The announcement of a new midfield terminal for Hong Kong airport is another painful reminder of planning policy failure at Sydney Airport.
By 2015, and for around $900 million, the compact 1255 hectare sized Hong Kong airport will gain 20 more gates, at least three of them A380 capable, and capacity for an additional 10 million passengers a year.
In its last 12 month reporting period, two runway Hong Kong handled 50.9 million people, while Sydney, with three runways and 900 hectares of land handled 33.4 million.
Neither airport is currently using its maximum operational capacity for airliner arrivals or departures of 68 per hour in the case of Hong Kong or 80 per hour at Sydney.
The Hong Kong satellite terminal, which is only intended to be accessed from airside through the existing terminals, fits neatly between its two parallel runways to the west of the existing facility.
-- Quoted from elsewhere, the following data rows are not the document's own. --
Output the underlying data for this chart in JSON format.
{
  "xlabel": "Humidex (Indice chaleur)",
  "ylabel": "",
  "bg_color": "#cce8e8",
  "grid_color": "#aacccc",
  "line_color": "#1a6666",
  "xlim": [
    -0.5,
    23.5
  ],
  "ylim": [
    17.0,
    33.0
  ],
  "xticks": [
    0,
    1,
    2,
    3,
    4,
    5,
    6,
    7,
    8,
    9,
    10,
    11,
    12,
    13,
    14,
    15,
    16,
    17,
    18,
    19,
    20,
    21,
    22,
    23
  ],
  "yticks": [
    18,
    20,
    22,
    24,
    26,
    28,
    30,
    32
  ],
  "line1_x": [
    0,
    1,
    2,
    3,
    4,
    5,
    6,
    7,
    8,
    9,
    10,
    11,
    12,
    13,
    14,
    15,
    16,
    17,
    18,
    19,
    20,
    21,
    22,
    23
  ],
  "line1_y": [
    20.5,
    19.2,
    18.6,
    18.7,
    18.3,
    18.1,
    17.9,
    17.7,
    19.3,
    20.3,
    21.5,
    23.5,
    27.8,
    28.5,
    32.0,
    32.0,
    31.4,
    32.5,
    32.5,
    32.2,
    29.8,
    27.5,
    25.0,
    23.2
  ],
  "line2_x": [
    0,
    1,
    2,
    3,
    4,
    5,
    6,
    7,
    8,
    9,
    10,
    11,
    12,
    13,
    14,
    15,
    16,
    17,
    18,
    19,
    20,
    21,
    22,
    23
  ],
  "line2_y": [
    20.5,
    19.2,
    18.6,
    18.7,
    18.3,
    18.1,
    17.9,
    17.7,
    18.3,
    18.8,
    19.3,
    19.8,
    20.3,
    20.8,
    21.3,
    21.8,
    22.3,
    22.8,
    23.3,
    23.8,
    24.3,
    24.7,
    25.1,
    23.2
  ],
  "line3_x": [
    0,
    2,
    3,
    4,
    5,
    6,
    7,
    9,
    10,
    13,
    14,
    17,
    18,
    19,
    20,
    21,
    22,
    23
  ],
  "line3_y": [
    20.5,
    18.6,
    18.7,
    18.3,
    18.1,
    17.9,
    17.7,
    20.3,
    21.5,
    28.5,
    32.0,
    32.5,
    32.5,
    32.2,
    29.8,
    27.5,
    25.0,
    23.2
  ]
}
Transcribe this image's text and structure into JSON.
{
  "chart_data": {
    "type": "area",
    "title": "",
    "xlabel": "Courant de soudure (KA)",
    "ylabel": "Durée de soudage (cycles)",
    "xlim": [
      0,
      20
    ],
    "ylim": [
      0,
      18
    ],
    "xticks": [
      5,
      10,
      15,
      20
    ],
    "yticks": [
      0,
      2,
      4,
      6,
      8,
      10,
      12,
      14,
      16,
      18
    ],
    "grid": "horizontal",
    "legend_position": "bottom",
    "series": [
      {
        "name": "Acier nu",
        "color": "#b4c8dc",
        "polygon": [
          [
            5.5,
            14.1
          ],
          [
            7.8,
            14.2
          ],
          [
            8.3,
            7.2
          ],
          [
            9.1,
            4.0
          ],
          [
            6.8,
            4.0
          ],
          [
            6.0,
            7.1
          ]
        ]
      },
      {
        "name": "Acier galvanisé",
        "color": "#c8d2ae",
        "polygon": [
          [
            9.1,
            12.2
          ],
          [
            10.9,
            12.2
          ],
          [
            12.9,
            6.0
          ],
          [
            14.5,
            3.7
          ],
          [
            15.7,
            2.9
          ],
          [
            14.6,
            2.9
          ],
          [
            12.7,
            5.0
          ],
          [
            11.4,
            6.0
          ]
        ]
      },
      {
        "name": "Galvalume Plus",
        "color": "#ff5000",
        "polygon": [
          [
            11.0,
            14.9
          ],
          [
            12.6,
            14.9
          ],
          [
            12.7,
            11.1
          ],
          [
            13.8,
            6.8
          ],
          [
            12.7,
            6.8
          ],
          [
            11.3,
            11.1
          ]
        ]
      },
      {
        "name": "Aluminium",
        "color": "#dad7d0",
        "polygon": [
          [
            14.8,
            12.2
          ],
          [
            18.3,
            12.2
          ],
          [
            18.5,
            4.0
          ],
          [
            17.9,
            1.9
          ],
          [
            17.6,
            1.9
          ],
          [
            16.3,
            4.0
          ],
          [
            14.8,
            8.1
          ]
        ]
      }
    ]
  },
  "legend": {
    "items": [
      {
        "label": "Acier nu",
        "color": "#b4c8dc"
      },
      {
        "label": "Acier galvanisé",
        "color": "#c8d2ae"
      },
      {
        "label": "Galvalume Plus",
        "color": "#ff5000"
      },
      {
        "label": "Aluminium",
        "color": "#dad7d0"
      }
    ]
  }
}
Both cities are faced with growth prospects that cannot be accommodated with existing infrastructure, as the Federal Government has confirmed in the case of Sydney despite the contrary claims by SACL which officially believes nothing needs to be done deal for the future in terms of a new airport other than having the sky go dark with A380s flying on all routes, even to Dubbo.
(OK, that’s a satirical observation. But seriously, doing nothing about a second airport NOW is a life or death matter for the future of Sydney, for which the death sentence will be declaring that the additional airport will be built somewhere other than Sydney, which is an as willfully stupid policy setting as it is possible to devise.)
The Hong Kong midfield terminal could fit easily into the site Federal Labor chose for a second Sydney Airport 24 years ago at Badgery’s Creek, even though it is today down to 1700 odd hectares, but well located for motorway and railway connections.
It is also interesting to try and decipher the space between the lines in the Hong Kong announcement. A third runway for Hong Kong airport is possible, but is now described as a study option. And no matter how those options are read, the certainty that Hong Kong, as part of the PRD or Pearl River Delta, will need a second airport is beginning to come into sharper focus.
That airport may well be in Shenzhen, which if it wasn’t for some border formalities, looks like a more uniformly contemporary northern extension of greater Hong Kong.
Back here, the absurdities pile up. The quest for a Sydney airport anywhere but in Sydney is supposed to lead to a recommendation by around May, or June, or July, or after the next election. But the sanctity of 15-30 seat turbo-prop flights into Sydney airport has been reaffirmed, meaning that the 2nd ‘Sydney but not Sydney’ airport could be further from the CBD than the originating towns for some of the country flights guaranteed eternal peak hour access.